NBA

T-Mac won’t fit Knicks

AL Harrington is a productive player with an expiring contract worth $10,026,875. In NBA currency, that’s pure gold.

“It’s a business,” Harrington said, shrugging early last night while stuffing 13 tickets in envelopes for families and friends. “Right now, I’m a Knick and that’s what I want to be in the future.

“I wake up every day with that same attitude. Plus, I don’t read the papers so I don’t hear about a lot of this stuff.”

The same blinders Harrington wears to avoid the distraction of open teammates, he apparently takes to the newsstand, which recently has been filled with papers filled with rumbles of the Knicks’ interest in Tracy McGrady.

Insisting otherwise, Harrington and the Knicks certainly played distracted as they allowed 60 Nets points in the paint on New Jersey’s way to only its third win of the season, 104-95 last night at the Meadowlands.

“I would think he’s not done yet,” said rumor enabler Mike D’Antoni. “It’s an intriguing thing that will be evaluated in depth.”

The complications, however, run deeper than even Jim Dolan’s pockets. To take on the pro-rated $23 million base of a player in a stalled comeback from microfracture knee surgery, the Knicks, a team over the cap, would have to move the same contract value to the Rockets. That would mean a lot more than Harrington’s $10 million, like Larry Hughes’s expiring $13 million, too.

This sounds like the best possible match, outside of a Rockets’ buyout of McGrady.

Eddy Curry’s $10.5 million and Jared Jeffries’ $6.46 million on contracts that will come off the cap a season after LeBron James, Dwyane Wade, Chris Bosh and Joe Johnson are already conceivably in new homes, aren’t going to get a deal done, not unless the Knicks and Rockets can involve a third team, a contender seeing Jeffries’ value as a stopper.

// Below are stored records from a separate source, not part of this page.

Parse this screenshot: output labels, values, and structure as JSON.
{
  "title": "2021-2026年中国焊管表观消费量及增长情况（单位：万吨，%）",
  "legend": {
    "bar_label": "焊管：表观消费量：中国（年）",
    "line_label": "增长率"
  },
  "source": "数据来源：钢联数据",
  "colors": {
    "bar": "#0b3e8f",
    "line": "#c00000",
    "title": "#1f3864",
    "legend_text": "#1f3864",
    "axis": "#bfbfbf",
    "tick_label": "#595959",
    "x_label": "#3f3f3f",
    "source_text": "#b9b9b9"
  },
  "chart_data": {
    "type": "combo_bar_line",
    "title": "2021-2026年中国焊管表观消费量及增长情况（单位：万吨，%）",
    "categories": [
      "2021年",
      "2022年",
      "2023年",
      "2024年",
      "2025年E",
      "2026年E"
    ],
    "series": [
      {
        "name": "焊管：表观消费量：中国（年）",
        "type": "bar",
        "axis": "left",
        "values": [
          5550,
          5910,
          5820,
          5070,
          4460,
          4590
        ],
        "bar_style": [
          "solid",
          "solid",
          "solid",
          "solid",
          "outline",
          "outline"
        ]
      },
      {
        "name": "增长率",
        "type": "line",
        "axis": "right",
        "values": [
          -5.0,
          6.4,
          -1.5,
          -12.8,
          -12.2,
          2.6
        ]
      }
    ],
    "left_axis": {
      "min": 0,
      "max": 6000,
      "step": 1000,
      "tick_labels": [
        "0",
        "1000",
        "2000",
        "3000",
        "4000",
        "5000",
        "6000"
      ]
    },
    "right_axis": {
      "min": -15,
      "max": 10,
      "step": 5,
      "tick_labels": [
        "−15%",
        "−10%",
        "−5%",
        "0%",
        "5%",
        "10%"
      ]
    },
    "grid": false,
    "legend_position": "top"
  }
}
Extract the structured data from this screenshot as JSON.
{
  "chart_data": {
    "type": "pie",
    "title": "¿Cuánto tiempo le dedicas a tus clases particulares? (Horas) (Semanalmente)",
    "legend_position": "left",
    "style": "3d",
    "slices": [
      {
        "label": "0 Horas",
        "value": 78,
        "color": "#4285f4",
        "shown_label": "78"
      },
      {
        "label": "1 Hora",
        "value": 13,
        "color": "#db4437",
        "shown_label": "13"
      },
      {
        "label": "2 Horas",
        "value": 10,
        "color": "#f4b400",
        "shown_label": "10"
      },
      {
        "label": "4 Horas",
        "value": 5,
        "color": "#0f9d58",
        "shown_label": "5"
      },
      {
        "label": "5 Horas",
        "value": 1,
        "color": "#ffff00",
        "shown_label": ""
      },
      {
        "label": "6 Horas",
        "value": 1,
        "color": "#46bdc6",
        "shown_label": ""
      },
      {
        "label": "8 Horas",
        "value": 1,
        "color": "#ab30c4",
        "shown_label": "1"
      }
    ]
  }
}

Still, how far ahead would any deal put the Knicks for this year and beyond? A healthy McGrady is a better player than Harrington, who put up 25 last night on 10-for-19 shooting while turning the ball over five times. But while a rusted McGrady uses three-plus months in New York to build value for his own upcoming free agency, will he provide tangible help towards the playoffs?

Of course, the Knicks could re-sign McGrady this summer, provided they didn’t get James, Wade, Bosh or Johnson. Already 30, McGrady would have to work off a lot of rust to become a priority or even, in the interim, to equal Harrington’s 19.5 points a game.

Harrington has a hard time passing up shots, but doesn’t dominate the ball like a McGrady. T-Mac would necessitate a change in a Knicks M.O. that, notwithstanding last night’s predictable defensive snooze after a dominating win 24 hours earlier in Detroit, has generated a 9-6 surge of respectability.

The Knicks, still only 12-20, aren’t that good that they can let an opponent shoot 51 percent or leave any stones unturned toward improvement.

But as McGrady’s agent, Arn Tellem, told the Post’s Marc Berman yesterday, extricating McGrady is going to take some time, which may mean the Rockets find trading options so bad, a buyout makes most sense. Indeed, to make McGrady a good fit for the Knicks, Houston is going to have to throw in a power shoehorn.